Opinion: Protect Cheyenne sites from mining
"With Montana’s history of getting shafted by mining companies, state leaders should be wary of any new mining proposals, which may be why the State Land Board took no action last week on an Otter Creek coal mining proposal.

That’s a good thing. The proposed area contains petroglyphs and burial sites sacred to the Northern Cheyenne Tribe. It is environmentally fragile, making reclamation questionable. For these and other reasons, the state should reject coal mining when it meets again in November and find other ways to profit from Otter Creek.

The Otter Creek area of southeast Montana is in the Custer National Forest east of the Tongue River, which winds its way north to the Yellowstone River. It is remote and sparsely populated, which always plays to the mining interests – few are there to complain.

Except for the inhabitants of the nearby Northern Cheyenne Indian Reservation.

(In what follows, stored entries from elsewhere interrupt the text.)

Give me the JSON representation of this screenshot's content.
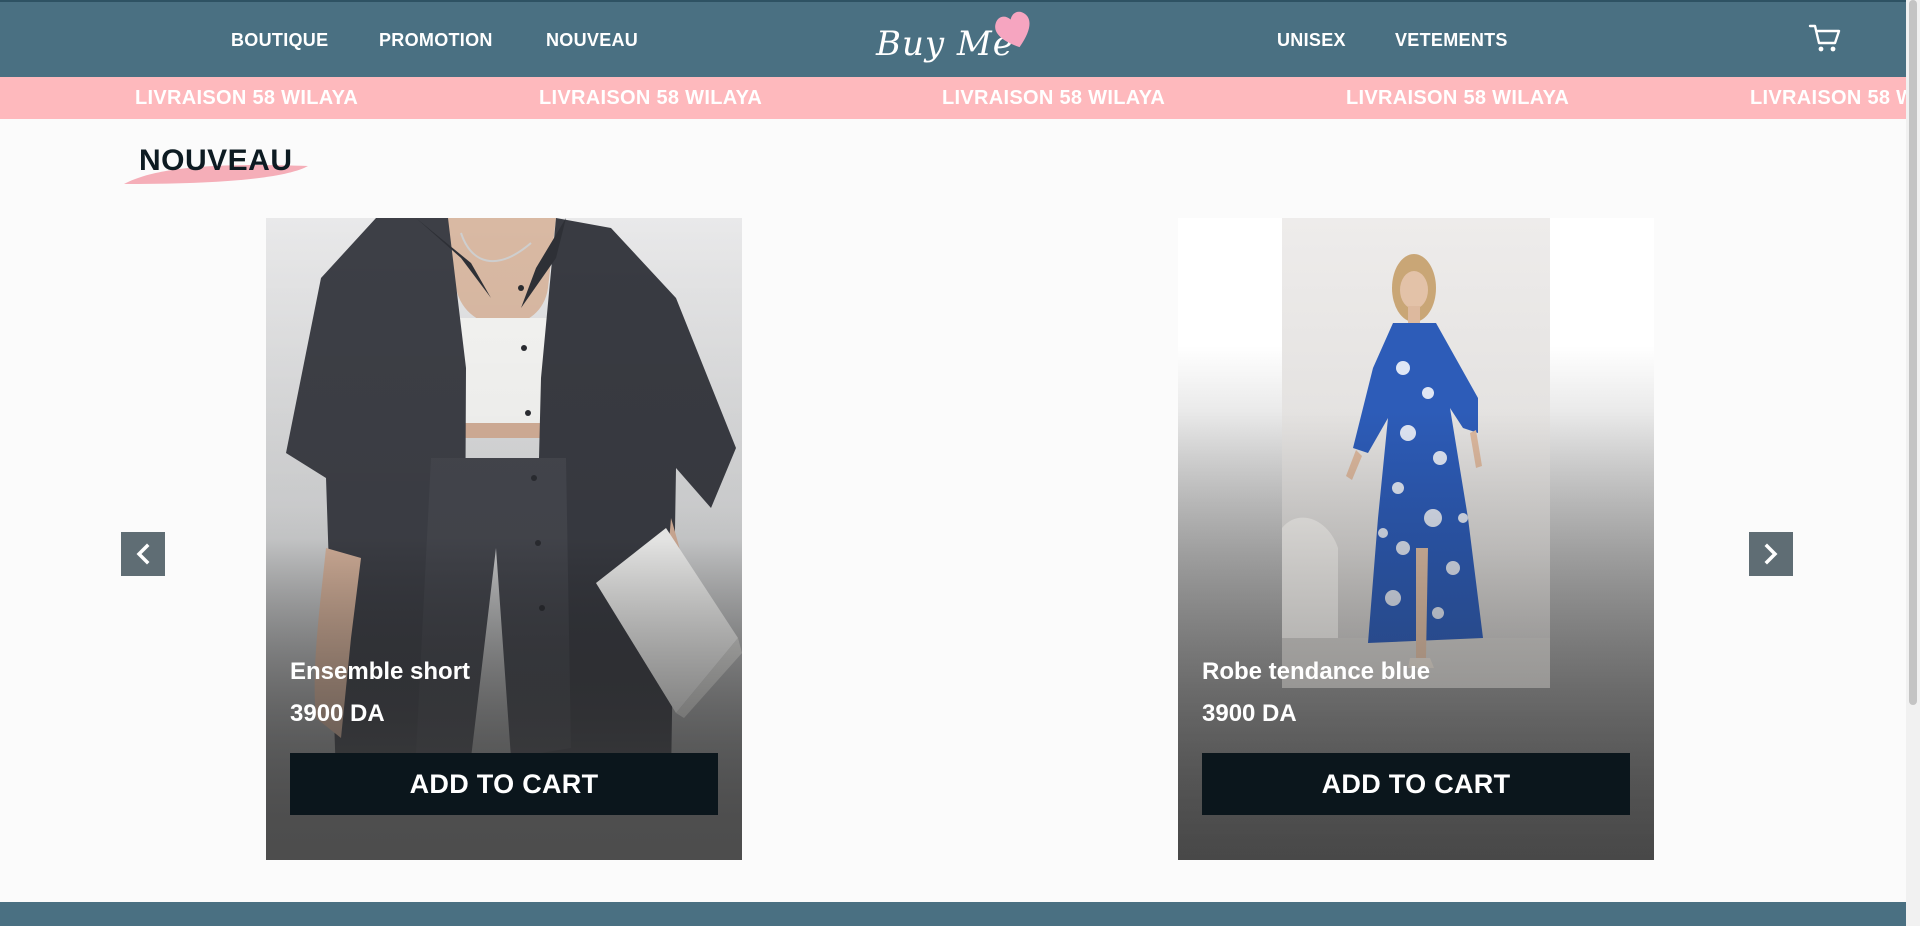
{
  "header": {
    "nav_left": [
      "BOUTIQUE",
      "PROMOTION",
      "NOUVEAU"
    ],
    "nav_right": [
      "UNISEX",
      "VETEMENTS"
    ],
    "logo_text": "Buy Me",
    "cart_icon": "cart-icon"
  },
  "marquee": {
    "text": "LIVRAISON 58 WILAYA"
  },
  "section": {
    "title": "NOUVEAU"
  },
  "carousel": {
    "prev_icon": "chevron-left-icon",
    "next_icon": "chevron-right-icon"
  },
  "products": [
    {
      "name": "Ensemble short",
      "price": "3900 DA",
      "button": "ADD TO CART"
    },
    {
      "name": "Robe tendance blue",
      "price": "3900 DA",
      "button": "ADD TO CART"
    }
  ],
  "colors": {
    "header_bg": "#4a7082",
    "marquee_bg": "#feb9bd",
    "accent_pink": "#f6a5c0",
    "button_bg": "#0b161c"
  }
}
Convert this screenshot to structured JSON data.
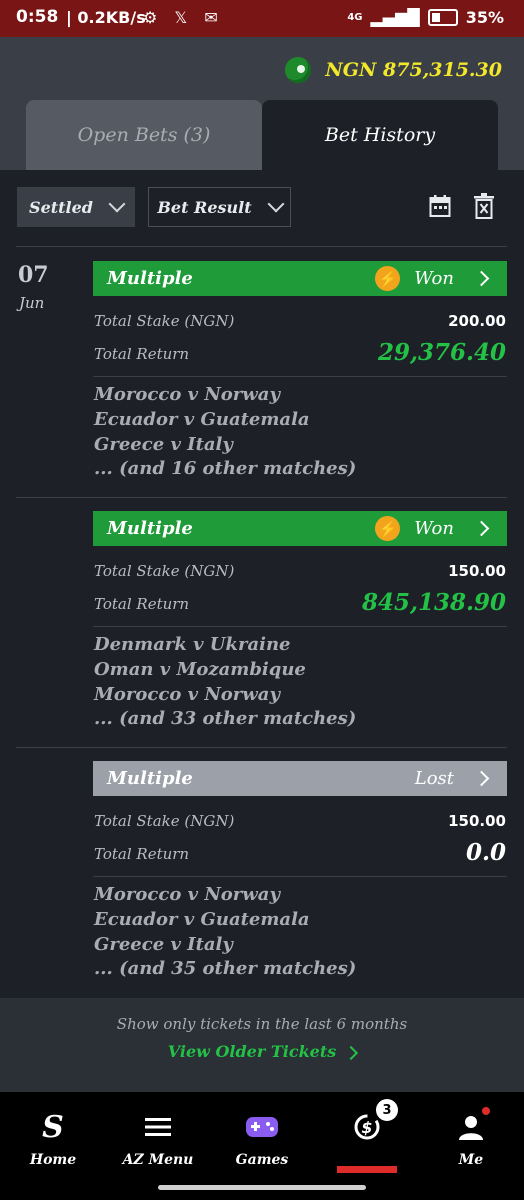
{
  "status_bar": {
    "time": "0:58",
    "net_speed": "| 0.2KB/s",
    "network": "4G",
    "battery": "35%"
  },
  "balance": {
    "currency": "NGN",
    "amount": "875,315.30"
  },
  "tabs": [
    {
      "label": "Open Bets (3)",
      "active": false
    },
    {
      "label": "Bet History",
      "active": true
    }
  ],
  "filters": {
    "status": "Settled",
    "result": "Bet Result"
  },
  "date": {
    "day": "07",
    "month": "Jun"
  },
  "labels": {
    "total_stake": "Total Stake (NGN)",
    "total_return": "Total Return"
  },
  "bets": [
    {
      "type": "Multiple",
      "result": "Won",
      "stake": "200.00",
      "return": "29,376.40",
      "matches": [
        "Morocco v Norway",
        "Ecuador v Guatemala",
        "Greece v Italy"
      ],
      "more": "... (and 16 other matches)"
    },
    {
      "type": "Multiple",
      "result": "Won",
      "stake": "150.00",
      "return": "845,138.90",
      "matches": [
        "Denmark v Ukraine",
        "Oman v Mozambique",
        "Morocco v Norway"
      ],
      "more": "... (and 33 other matches)"
    },
    {
      "type": "Multiple",
      "result": "Lost",
      "stake": "150.00",
      "return": "0.0",
      "matches": [
        "Morocco v Norway",
        "Ecuador v Guatemala",
        "Greece v Italy"
      ],
      "more": "... (and 35 other matches)"
    }
  ],
  "footer": {
    "note": "Show only tickets in the last 6 months",
    "link": "View Older Tickets"
  },
  "nav": [
    {
      "label": "Home",
      "icon": "sporty-logo-icon"
    },
    {
      "label": "AZ Menu",
      "icon": "menu-icon"
    },
    {
      "label": "Games",
      "icon": "gamepad-icon"
    },
    {
      "label": "",
      "icon": "bets-icon",
      "badge": "3"
    },
    {
      "label": "Me",
      "icon": "user-icon"
    }
  ],
  "colors": {
    "won": "#1f9b3a",
    "lost": "#9ca0a8",
    "balance": "#f2e72a",
    "status_bar": "#7a1516"
  }
}
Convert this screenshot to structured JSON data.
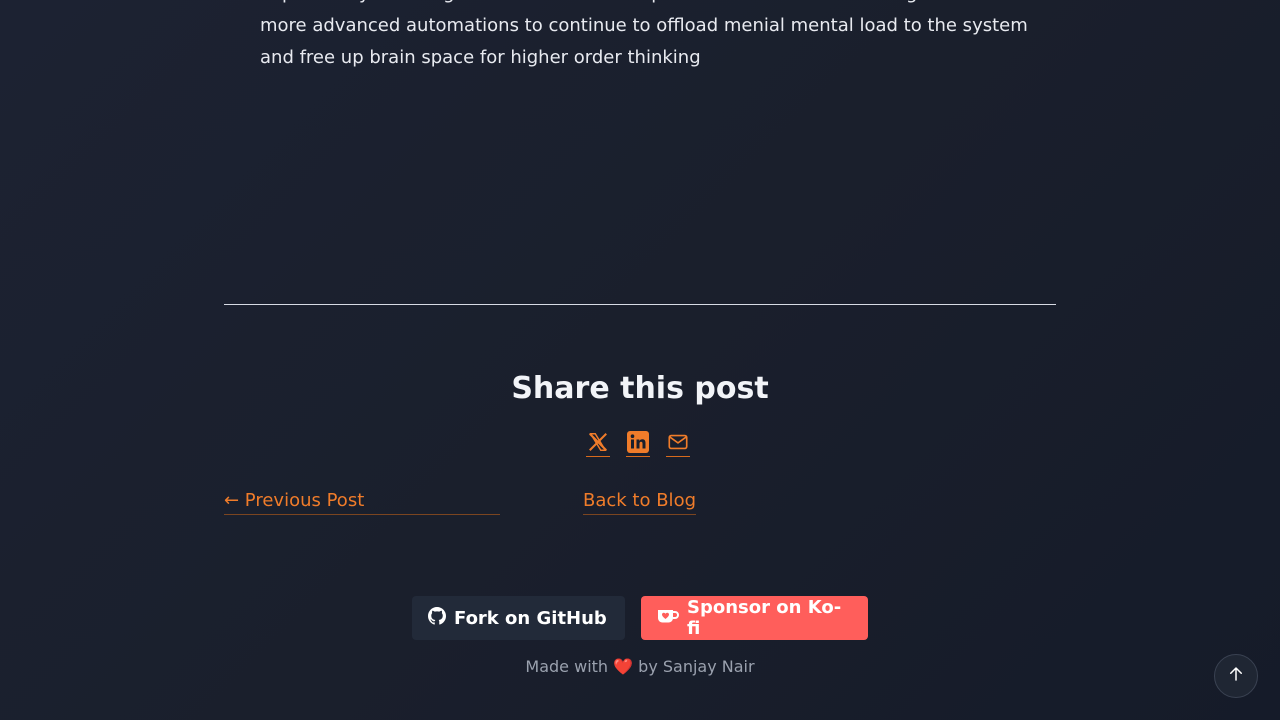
{
  "article": {
    "paragraph": "Explore ways to integrate LLMs into the corpus of all these tools and begin to create more advanced automations to continue to offload menial mental load to the system and free up brain space for higher order thinking"
  },
  "share": {
    "title": "Share this post",
    "icons": [
      "x-twitter-icon",
      "linkedin-icon",
      "mail-icon"
    ]
  },
  "post_nav": {
    "previous": "← Previous Post",
    "back": "Back to Blog"
  },
  "footer": {
    "github_label": "Fork on GitHub",
    "kofi_label": "Sponsor on Ko-fi",
    "made_with_prefix": "Made with",
    "heart": "❤️",
    "made_with_suffix": "by Sanjay Nair"
  },
  "colors": {
    "accent": "#f07c2a",
    "kofi": "#ff5e5b",
    "github_bg": "#222a39",
    "background": "#1a1f2c"
  }
}
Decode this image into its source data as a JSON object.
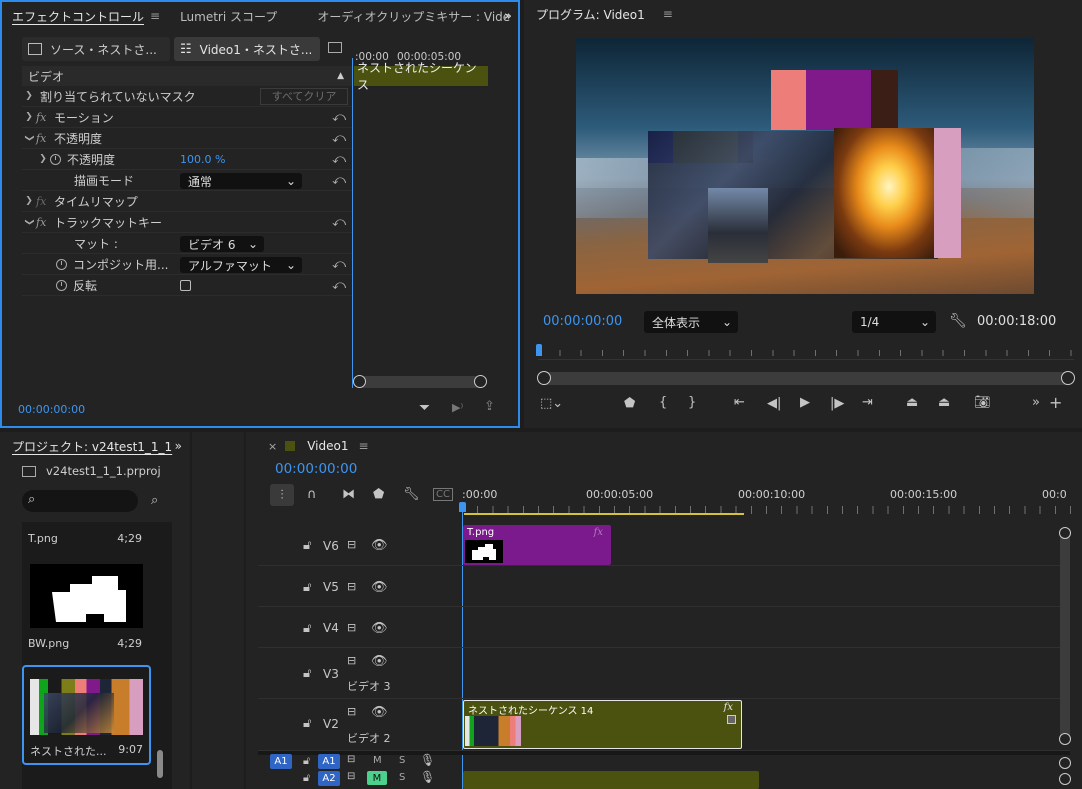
{
  "effect_controls": {
    "tabs": [
      "エフェクトコントロール",
      "Lumetri スコープ",
      "オーディオクリップミキサー : Vide"
    ],
    "source_tab": "ソース・ネストさ...",
    "seq_tab": "Video1・ネストさ...",
    "ruler": {
      "t0": ":00:00",
      "t1": "00:00:05:00"
    },
    "clip_bar": "ネストされたシーケンス",
    "section": "ビデオ",
    "mask_row": "割り当てられていないマスク",
    "clear_all": "すべてクリア",
    "motion": "モーション",
    "opacity": "不透明度",
    "opacity_param": "不透明度",
    "opacity_value": "100.0 %",
    "blend_mode_label": "描画モード",
    "blend_mode_value": "通常",
    "time_remap": "タイムリマップ",
    "track_matte": "トラックマットキー",
    "matte_label": "マット :",
    "matte_value": "ビデオ 6",
    "composite_label": "コンポジット用...",
    "composite_value": "アルファマット",
    "invert_label": "反転",
    "timecode": "00:00:00:00"
  },
  "program": {
    "tab": "プログラム: Video1",
    "timecode": "00:00:00:00",
    "fit": "全体表示",
    "quality": "1/4",
    "duration": "00:00:18:00"
  },
  "project": {
    "tab": "プロジェクト: v24test1_1_1",
    "file": "v24test1_1_1.prproj",
    "items": [
      {
        "name": "T.png",
        "dur": "4;29"
      },
      {
        "name": "BW.png",
        "dur": "4;29"
      },
      {
        "name": "ネストされた...",
        "dur": "9:07"
      }
    ]
  },
  "timeline": {
    "tab": "Video1",
    "timecode": "00:00:00:00",
    "ruler": [
      ":00:00",
      "00:00:05:00",
      "00:00:10:00",
      "00:00:15:00",
      "00:0"
    ],
    "tracks": [
      "V6",
      "V5",
      "V4",
      "V3",
      "V2"
    ],
    "v3_name": "ビデオ 3",
    "v2_name": "ビデオ 2",
    "clip_t": "T.png",
    "clip_nested": "ネストされたシーケンス 14",
    "a1": "A1",
    "a2": "A2",
    "m": "M",
    "s": "S"
  },
  "colors": {
    "accent": "#2d8ceb",
    "purple_clip": "#7b1a8c",
    "olive_clip": "#4b5210",
    "timecode": "#3e95f0"
  }
}
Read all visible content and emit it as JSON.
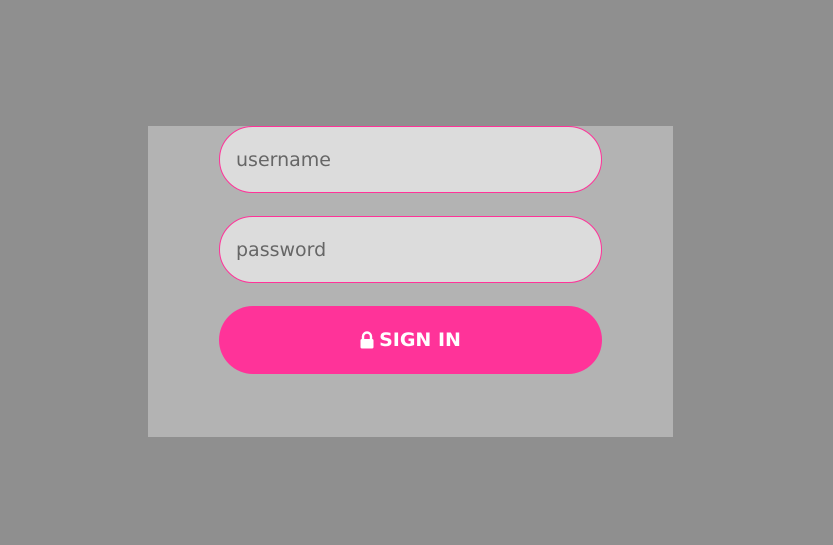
{
  "login_form": {
    "username": {
      "value": "",
      "placeholder": "username"
    },
    "password": {
      "value": "",
      "placeholder": "password"
    },
    "signin_button": {
      "label": "SIGN IN",
      "icon": "lock-icon"
    }
  },
  "colors": {
    "page_background": "#8f8f8f",
    "panel_background": "#b3b3b3",
    "field_background": "#dcdcdc",
    "accent": "#ff3399",
    "button_text": "#ffffff"
  }
}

Otto Braided Hair came all the way from Lame Deer, Mont., to help the University of Montana student group Climate Action Now! lead a UM rally protesting an Otter Creek mine on Tuesday. He desperately hoped to add more voices to the tribe’s minority. If Otter Creek were in Missoula’s Pattee Canyon, incensed locals would have filled the Oval. But Braided Hair’s pleas fell mostly on deaf ears; fewer than 30 students stopped to listen."

Get the Story:
Laura Lundquist: Otter Creek should not be out of mind (The Montana Kaimin 10/1)

Earlier Stories:
Board hears arguments on Otter Creek coal (The Helena Independent Record 9/22)
Montana urged to lease coal reserves (AP 9/21)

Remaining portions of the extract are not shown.